The Associated Press has released a statement explaining their decision to delete a 2-week-old tweet about Hillary Clinton’s meetings as Cabinet secretary after concluding the tweet fell short of AP standards by omitting essential context. According to the statement, the August 23 tweet “gave a distorted picture of” former Secretary of State Hillary Clinton’s “meetings and was not backed up by the AP’s own reporting.”
On August 23, the Associated Press published a “misleading” tweet alleging that “more than half those who met Clinton as Cabinet secretary gave money to Clinton Foundation,” findings that the report the tweet linked to claimed indicate “possible ethics challenges if [Clinton is] elected president.”
Now, after more than two weeks of allowing the misleading tweet to circulate on Twitter, and over a week after the AP’s executive editor dubbed the tweet “sloppy” (but refused to take it down), the Associated Press has decided it is time to delete the tweet.
The decision to delete the tweet comes after “near unanimous agreement” among journalists that the AP’s tweet was “inaccurate” and “false,” and widespread criticism of the underlying AP report, which provided no evidence of wrongdoing and scandalized Clinton’s effort to aid a Nobel Peace Prize winner. House Republicans are now using the botched report to call for an investigation into the Clinton Foundation.

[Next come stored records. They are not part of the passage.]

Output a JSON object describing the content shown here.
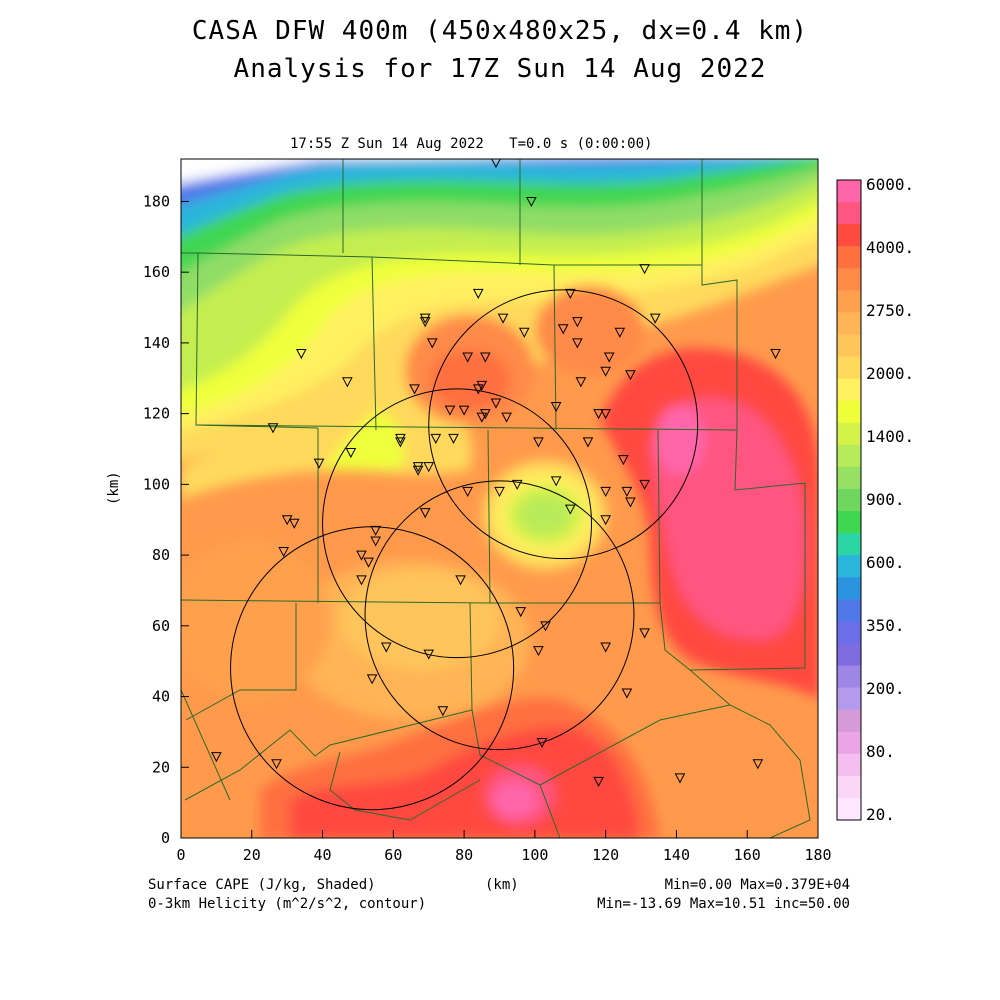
{
  "title_line1": "CASA DFW 400m (450x480x25, dx=0.4 km)",
  "title_line2": "Analysis for 17Z Sun 14 Aug 2022",
  "subtitle": "17:55 Z Sun 14 Aug 2022   T=0.0 s (0:00:00)",
  "axes": {
    "x_label": "(km)",
    "y_label": "(km)",
    "x_ticks": [
      "0",
      "20",
      "40",
      "60",
      "80",
      "100",
      "120",
      "140",
      "160",
      "180"
    ],
    "y_ticks": [
      "0",
      "20",
      "40",
      "60",
      "80",
      "100",
      "120",
      "140",
      "160",
      "180"
    ],
    "x_range": [
      0,
      180
    ],
    "y_range": [
      0,
      192
    ]
  },
  "colorbar": {
    "labels": [
      "6000.",
      "4000.",
      "2750.",
      "2000.",
      "1400.",
      "900.",
      "600.",
      "350.",
      "200.",
      "80.",
      "20."
    ],
    "colors": [
      "#ff66aa",
      "#ff5580",
      "#ff4a40",
      "#ff6f3f",
      "#ff8a48",
      "#ffa04e",
      "#ffb455",
      "#ffc55b",
      "#ffd95c",
      "#fff060",
      "#eeff3a",
      "#d4f24a",
      "#b8eb5a",
      "#96e163",
      "#6fd65f",
      "#3fd652",
      "#2bd6a4",
      "#2ab6dc",
      "#2a94e0",
      "#4f78ea",
      "#6b6ee8",
      "#7f6be0",
      "#9e86e6",
      "#b49aec",
      "#d79ad9",
      "#eba4e6",
      "#f4bff0",
      "#fbd6f6",
      "#ffe6ff"
    ]
  },
  "footer": {
    "left1": "Surface CAPE (J/kg, Shaded)",
    "left2": "0-3km Helicity (m^2/s^2, contour)",
    "center": "(km)",
    "right1": "Min=0.00 Max=0.379E+04",
    "right2": "Min=-13.69 Max=10.51 inc=50.00"
  },
  "radar_rings": [
    {
      "cx": 108,
      "cy": 117,
      "r": 38
    },
    {
      "cx": 78,
      "cy": 89,
      "r": 38
    },
    {
      "cx": 90,
      "cy": 63,
      "r": 38
    },
    {
      "cx": 54,
      "cy": 48,
      "r": 40
    }
  ],
  "stations": [
    [
      89,
      191
    ],
    [
      99,
      180
    ],
    [
      131,
      161
    ],
    [
      84,
      154
    ],
    [
      110,
      154
    ],
    [
      69,
      147
    ],
    [
      69,
      146
    ],
    [
      91,
      147
    ],
    [
      108,
      144
    ],
    [
      112,
      146
    ],
    [
      97,
      143
    ],
    [
      124,
      143
    ],
    [
      134,
      147
    ],
    [
      71,
      140
    ],
    [
      112,
      140
    ],
    [
      121,
      136
    ],
    [
      34,
      137
    ],
    [
      81,
      136
    ],
    [
      86,
      136
    ],
    [
      120,
      132
    ],
    [
      127,
      131
    ],
    [
      47,
      129
    ],
    [
      85,
      128
    ],
    [
      84,
      127
    ],
    [
      113,
      129
    ],
    [
      66,
      127
    ],
    [
      168,
      137
    ],
    [
      89,
      123
    ],
    [
      76,
      121
    ],
    [
      80,
      121
    ],
    [
      86,
      120
    ],
    [
      92,
      119
    ],
    [
      85,
      119
    ],
    [
      106,
      122
    ],
    [
      118,
      120
    ],
    [
      120,
      120
    ],
    [
      26,
      116
    ],
    [
      77,
      113
    ],
    [
      62,
      113
    ],
    [
      62,
      112
    ],
    [
      72,
      113
    ],
    [
      101,
      112
    ],
    [
      115,
      112
    ],
    [
      125,
      107
    ],
    [
      48,
      109
    ],
    [
      67,
      105
    ],
    [
      70,
      105
    ],
    [
      67,
      104
    ],
    [
      39,
      106
    ],
    [
      106,
      101
    ],
    [
      120,
      98
    ],
    [
      126,
      98
    ],
    [
      131,
      100
    ],
    [
      81,
      98
    ],
    [
      90,
      98
    ],
    [
      95,
      100
    ],
    [
      127,
      95
    ],
    [
      110,
      93
    ],
    [
      69,
      92
    ],
    [
      30,
      90
    ],
    [
      32,
      89
    ],
    [
      120,
      90
    ],
    [
      55,
      87
    ],
    [
      55,
      84
    ],
    [
      29,
      81
    ],
    [
      51,
      80
    ],
    [
      53,
      78
    ],
    [
      51,
      73
    ],
    [
      79,
      73
    ],
    [
      96,
      64
    ],
    [
      103,
      60
    ],
    [
      131,
      58
    ],
    [
      120,
      54
    ],
    [
      101,
      53
    ],
    [
      58,
      54
    ],
    [
      70,
      52
    ],
    [
      54,
      45
    ],
    [
      126,
      41
    ],
    [
      74,
      36
    ],
    [
      102,
      27
    ],
    [
      10,
      23
    ],
    [
      27,
      21
    ],
    [
      118,
      16
    ],
    [
      141,
      17
    ],
    [
      163,
      21
    ]
  ]
}
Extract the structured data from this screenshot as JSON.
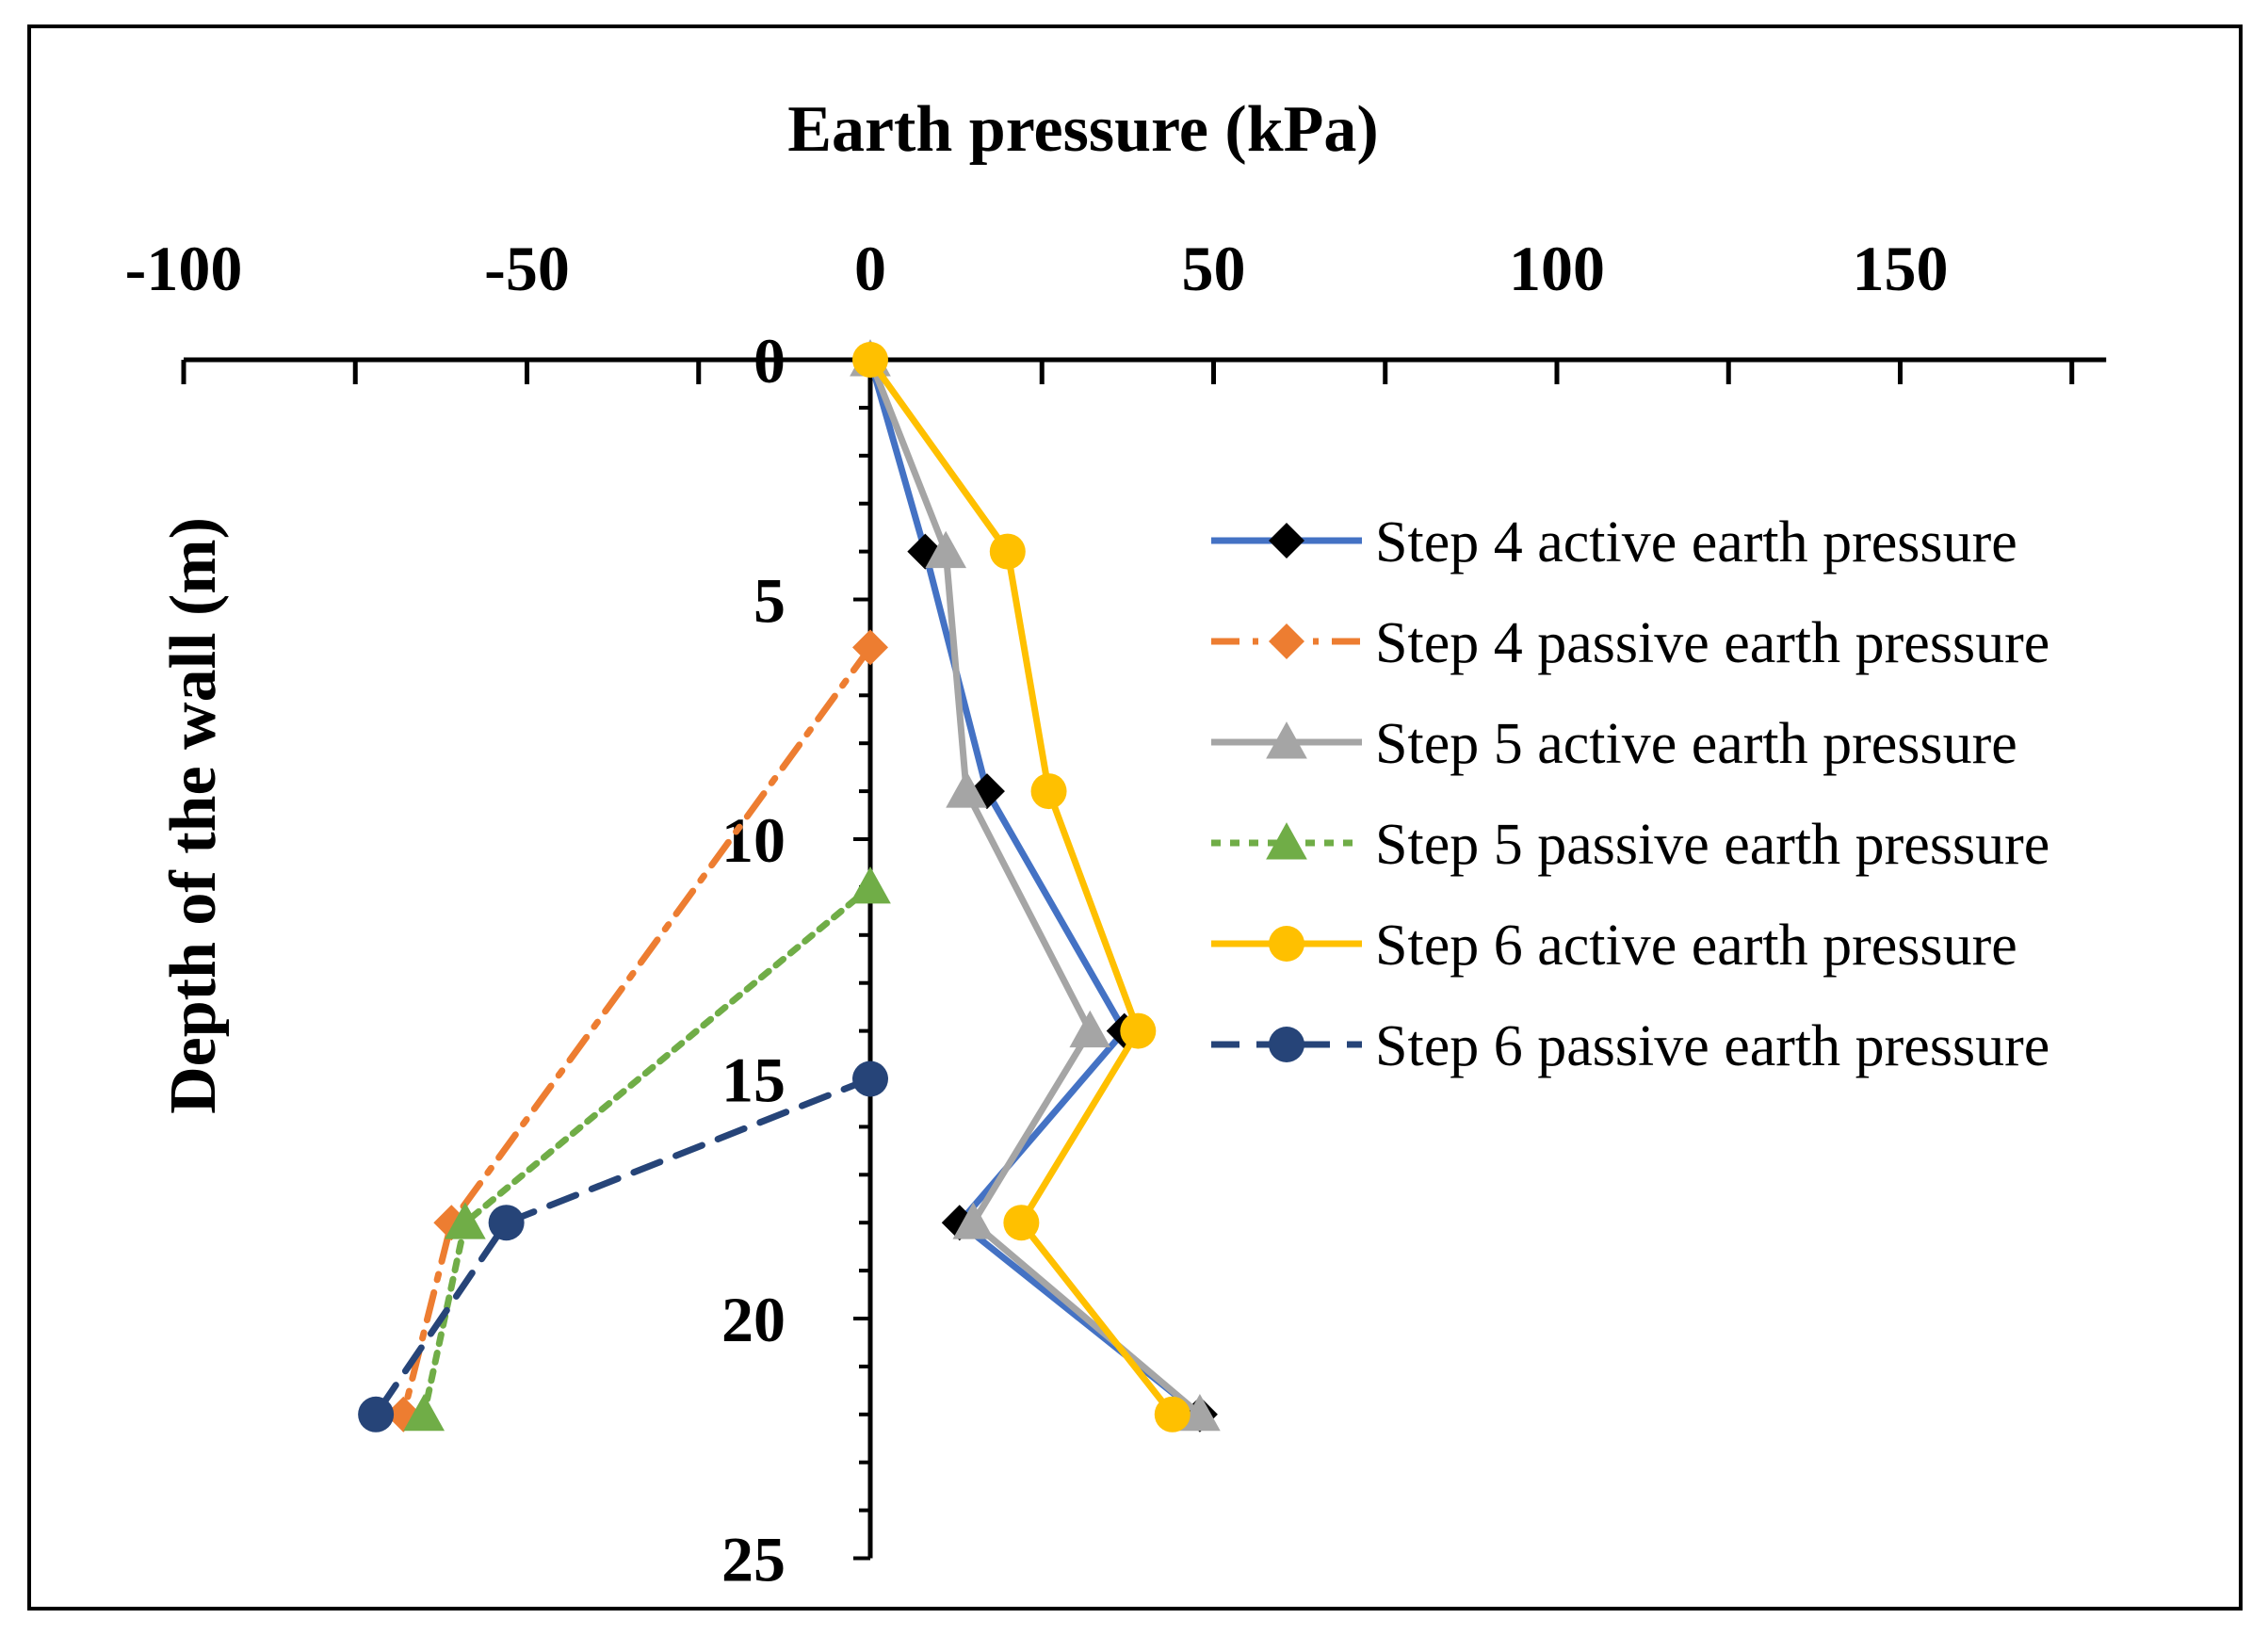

The statement from Associated Press Vice President for Standards John Daniszewski noted that “[t]he tweet omitted [an] important distinction” in the AP report, and adds that “the controversy over the AP tweet has led us to an extensive reflection.” From the AP’s September 8 statement:
The Associated Press today is deleting a 2-week-old tweet about Hillary Clinton’s meetings as Cabinet secretary after concluding the tweet fell short of AP standards by omitting essential context.
At the same time, we are revising our practices to require removal and correction of any AP tweets found not to meet AP standards, including tweets that contain information that is incorrect, misleading, unclear or could be interpreted as unfair, or having a problem in tone.
The tweet sent on Aug. 23 was the subject of criticism from supporters of Clinton, a number of people in the media and others who said it gave a distorted picture of the secretary’s meetings and was not backed up by the AP’s own reporting.[...]
The tweet omitted the important distinction between discretionary meetings and official meetings. It read:
BREAKING: AP analysis: More than half those who met Clinton as Cabinet secretary gave money to Clinton Foundation.
[...]
In the earlier days of Twitter, there had been a belief that removing tweets was akin to retroactively editing a conversation; it wasn’t transparent. Additionally, tweets were seen more as providing paths to in-depth content and less as content in themselves that would remain in the public discussion for an extended period. Industry thinking on this topic has been changing. And the controversy over the AP tweet has led us to an extensive reflection on this evolution.